Футболь. Записки футболиста
Шрифт:
Был такой игрок Юра Иванов, он играл за спартачей и «Локомотив». Однажды в центре поля Юра в игре «засунул» дважды подряд мяч между ног соперника и захотел проделать этот трюк в третий раз. Мяч у него отобрали и на быстрой контратаке забили гол. После игры Иванова безжалостно отчистили из команды. У Юры был перебор, как в «очко».

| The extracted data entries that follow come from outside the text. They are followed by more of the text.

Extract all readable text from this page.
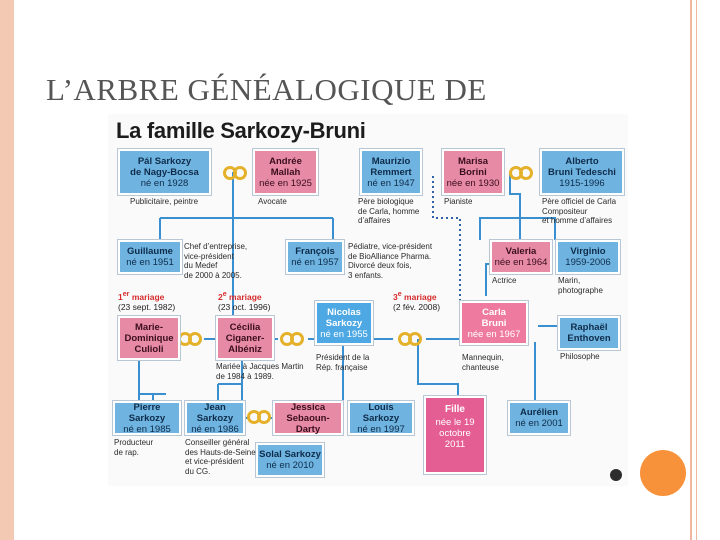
L’ARBRE GÉNÉALOGIQUE DE
La famille Sarkozy-Bruni
Pál Sarkozy
de Nagy-Bocsa
né en 1928
Andrée
Mallah
née en 1925
Maurizio
Remmert
né en 1947
Marisa
Borini
née en 1930
Alberto
Bruni Tedeschi
1915-1996
Guillaume
né en 1951
François
né en 1957
Valeria
née en 1964
Virginio
1959-2006
Nicolas
Sarkozy
né en 1955
Carla
Bruni
née en 1967
Marie-
Dominique
Culioli
Cécilia
Ciganer-
Albéniz
Raphaël
Enthoven
Pierre Sarkozy
né en 1985
Jean Sarkozy
né en 1986
Jessica
Sebaoun-Darty
Louis Sarkozy
né en 1997
Fille
née le 19 octobre 2011
Aurélien
né en 2001
Solal Sarkozy
né en 2010
1er mariage
(23 sept. 1982)
2e mariage
(23 oct. 1996)
3e mariage
(2 fév. 2008)
Publicitaire, peintre	Avocate	Père biologique
de Carla, homme
d’affaires
Pianiste	Père officiel de Carla
Compositeur
et homme d’affaires
Chef d’entreprise,
vice-président
du Medef
de 2000 à 2005.
Pédiatre, vice-président
de BioAlliance Pharma.
Divorcé deux fois,
3 enfants.
Actrice	Marin,
photographe
Philosophe
Mariée à Jacques Martin
de 1984 à 1989.
Président de la
Rép. française
Mannequin,
chanteuse
Producteur
de rap.
Conseiller général
des Hauts-de-Seine
et vice-président
du CG.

Сознание игрока формируется в отрочестве. Между футбольными зарубами во дворе мы играли во все денежные игры: в «об стенка»,
В таком нот игровом пространстве — дворового футбола и игры в деньги — проходило наше межурочное время. Мы и выросли такими — хитрыми, осторожными, рисковыми, смелыми, драчливыми, изворотливыми. И - играющими. Поколение нынешних пятидесятилетних «крутых» было сформировано послевоенными дворами. Поэтому-то их и начали отстреливать нынешние молодые «крутые»: ведь в поведении матерых еще были элементы благородства, своеобразной чести, желание решить проблемы миром, развести. Но из наших дворов кто куда уходил: одни — в большой футбол, другие — в большую тюрьму, в армию. Все, однако, уносили в себе этот сладкий порок — игру, каждый превращался в так или иначе постоянно играющего человека. Футбол же узаконивал твой статус игрока надолго, почти пожизненно. И что бы ни сделал потом, все вспоминали о тебе сразу: «А, этот футболист, помню, как он не забил (или забил) такой голешник!»
Однажды мы сидели часа за два до начала игры на трибуне минского «Динамо» с Валерой Головкиным и наблюдали, как тренируются две легкоатлетки. Они отрабатывали шестьдесят метров со старта. Мы смотрели, помалкивали и вдруг Валера сказал: «Ну что, Щурец, поставим по пятерочке? Ты на какую?» «Я на красную маечку». «Ну, а мне другая…» …Совсем недавно мы встретились с другим моим бывшим футбольным дружком. Стояли в подъезде и толковали уже не помню о чем, и вот он говорит: «Смотри, по стеклу ползут вниз две капли…» Мы рассмеялись, ударили по рукам и разошлись в разные стороны.
Мяч, пробитый мною когда-то мимо ворот, до сих пор летит над землей.
Вратарь, бросившийся за ним, так и завис в воздухе.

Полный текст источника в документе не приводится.